Women’s suffrage approved in Utah
As the constitutional convention met anticipating Utah statehood, EBW joined the campaign to include women’s suffrage in the new state constitution. On 18 April the motion passed, and EBW sent a telegram with the historic news to Susan B. Anthony.
Hosts suffrage leaders
EBW hosted Anna Howard Shaw and Susan B. Anthony at the Rocky Mountain convention of the National American Woman Suffrage Association. The two suffrage leaders also spoke in the Assembly Hall and Tabernacle.
Joins Republican Party
EBW declared a political party, choosing to identify with the Republicans. She soon became chairman of the Republican Women’s League and joined her friend Ruth May Fox in organizing women’s Republican clubs throughout the state.
Nominated for Utah House
The Republican Party nominated three women for state office: Lillie R. Pardee for the senate, EBW for the House, and Emma J. McVicker for superintendent of schools.
Relevant judicial rulings, together with public opinion, put pressure on the three female political candidates to withdraw their names; EBW did so with considerable regret.
Utah achieves statehood
U.S. president Grover Cleveland signed the Utah statehood proclamation.

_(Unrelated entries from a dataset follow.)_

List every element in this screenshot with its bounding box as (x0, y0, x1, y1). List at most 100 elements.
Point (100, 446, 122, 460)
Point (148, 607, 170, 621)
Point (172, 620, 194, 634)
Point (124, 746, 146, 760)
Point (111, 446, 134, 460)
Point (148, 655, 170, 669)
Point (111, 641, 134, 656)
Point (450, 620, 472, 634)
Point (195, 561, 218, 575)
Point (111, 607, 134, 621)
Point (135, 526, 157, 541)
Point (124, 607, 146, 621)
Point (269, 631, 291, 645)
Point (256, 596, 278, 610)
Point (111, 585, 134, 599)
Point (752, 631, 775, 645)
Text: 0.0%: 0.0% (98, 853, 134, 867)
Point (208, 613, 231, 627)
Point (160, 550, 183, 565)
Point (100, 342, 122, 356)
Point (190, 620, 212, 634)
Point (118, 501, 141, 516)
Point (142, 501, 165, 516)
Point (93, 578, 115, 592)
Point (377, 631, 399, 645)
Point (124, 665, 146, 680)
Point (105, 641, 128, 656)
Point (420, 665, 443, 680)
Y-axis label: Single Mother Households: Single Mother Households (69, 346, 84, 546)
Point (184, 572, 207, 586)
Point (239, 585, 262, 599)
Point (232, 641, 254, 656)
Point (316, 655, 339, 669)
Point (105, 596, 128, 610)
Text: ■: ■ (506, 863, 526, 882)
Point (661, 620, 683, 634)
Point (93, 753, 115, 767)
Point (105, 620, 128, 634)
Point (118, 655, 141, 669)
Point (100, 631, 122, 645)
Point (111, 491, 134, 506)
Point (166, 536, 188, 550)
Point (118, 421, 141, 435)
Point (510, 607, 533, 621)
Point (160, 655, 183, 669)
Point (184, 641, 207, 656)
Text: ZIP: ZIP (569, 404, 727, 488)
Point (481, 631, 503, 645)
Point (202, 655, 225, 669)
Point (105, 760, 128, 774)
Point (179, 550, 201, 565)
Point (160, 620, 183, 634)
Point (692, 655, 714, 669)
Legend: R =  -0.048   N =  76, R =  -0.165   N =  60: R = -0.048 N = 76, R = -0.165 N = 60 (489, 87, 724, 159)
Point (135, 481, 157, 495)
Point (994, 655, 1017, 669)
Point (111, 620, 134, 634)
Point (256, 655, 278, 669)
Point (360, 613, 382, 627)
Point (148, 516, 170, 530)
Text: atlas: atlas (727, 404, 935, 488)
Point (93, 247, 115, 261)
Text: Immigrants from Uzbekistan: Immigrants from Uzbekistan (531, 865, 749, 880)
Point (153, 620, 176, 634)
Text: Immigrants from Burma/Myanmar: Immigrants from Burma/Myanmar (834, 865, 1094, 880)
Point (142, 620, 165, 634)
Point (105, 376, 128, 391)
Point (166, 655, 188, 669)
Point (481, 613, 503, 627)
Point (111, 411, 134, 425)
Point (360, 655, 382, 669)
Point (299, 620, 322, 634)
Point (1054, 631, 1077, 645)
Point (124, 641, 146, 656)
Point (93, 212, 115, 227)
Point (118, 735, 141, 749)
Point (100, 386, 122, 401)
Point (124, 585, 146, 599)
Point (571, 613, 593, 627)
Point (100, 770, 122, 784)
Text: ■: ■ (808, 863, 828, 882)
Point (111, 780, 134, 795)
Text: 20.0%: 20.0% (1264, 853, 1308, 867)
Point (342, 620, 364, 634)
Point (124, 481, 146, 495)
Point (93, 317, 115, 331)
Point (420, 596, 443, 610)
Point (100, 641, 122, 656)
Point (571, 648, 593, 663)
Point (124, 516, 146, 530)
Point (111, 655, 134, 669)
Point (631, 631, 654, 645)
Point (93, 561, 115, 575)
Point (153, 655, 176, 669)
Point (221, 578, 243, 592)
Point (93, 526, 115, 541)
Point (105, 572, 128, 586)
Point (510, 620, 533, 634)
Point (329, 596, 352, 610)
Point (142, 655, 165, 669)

Inaugural celebration held
Inaugural ceremonies for Governor Heber M. Wells and other officials were held. EBW sat in the governor’s box with Heber’s mother, Martha Wells, for the inaugural ball.
Utah women lauded
The National American Woman Suffrage Association celebrated Utah women’s triumph at their annual meeting in Washington, DC, but EBW could not get the funding to go and instead received a tribute in absentia.
Visits Mell in Idaho
EBW visited daughter Mell Woods in Wallace, Idaho, and worked on a collection of poetry. It was to be published as Musings and Memories.
Loses state senate election
EBW was one of five Republican candidates for five seats in the state senate. All five Democratic candidates were elected, including Martha Hughes Cannon. EBW had the fewest votes of the ten.
Zina D. H. Young dies
Zina D. H. Young, Relief Society general president, died.
Bathsheba W. Smith becomes general president
Bathsheba W. Smith was sustained as Relief Society general president. EBW was named general secretary.
Bathsheba W. Smith dies
Relief Society general president Bathsheba W. Smith died. Her funeral was the first for a woman held in the tabernacle in Salt Lake City.
Appointed Relief Society general president
EBW was told by Anthon H. Lund, counselor to President Joseph F. Smith, that President Smith had selected her as the next Relief Society general president. The next day, in a meeting with the prior Relief Society general board, President Lund announced EBW’s appointment, with Clarissa Smith Williams and Julina Lambson Smith as counselors. Their names were presented at general conference on 6 October. EBW later selected Olive Derbidge Christensen as secretary, Amy Brown Lyman as assistant secretary, and Emma Empey as treasurer.
Emmeline Blanche Woodward Harris Whitney Wells died in the home of her daughter Elizabeth Ann Wells.
Funeral services for EBW were held in the tabernacle in Salt Lake City.
Bust unveiled at Utah capitol
A bust of EBW was unveiled in the Utah State Capitol rotunda on her hundredth birthday. It was sculpted by Cyrus Dallin and funded by women’s groups in the state in honor of “A fine soul who served us.”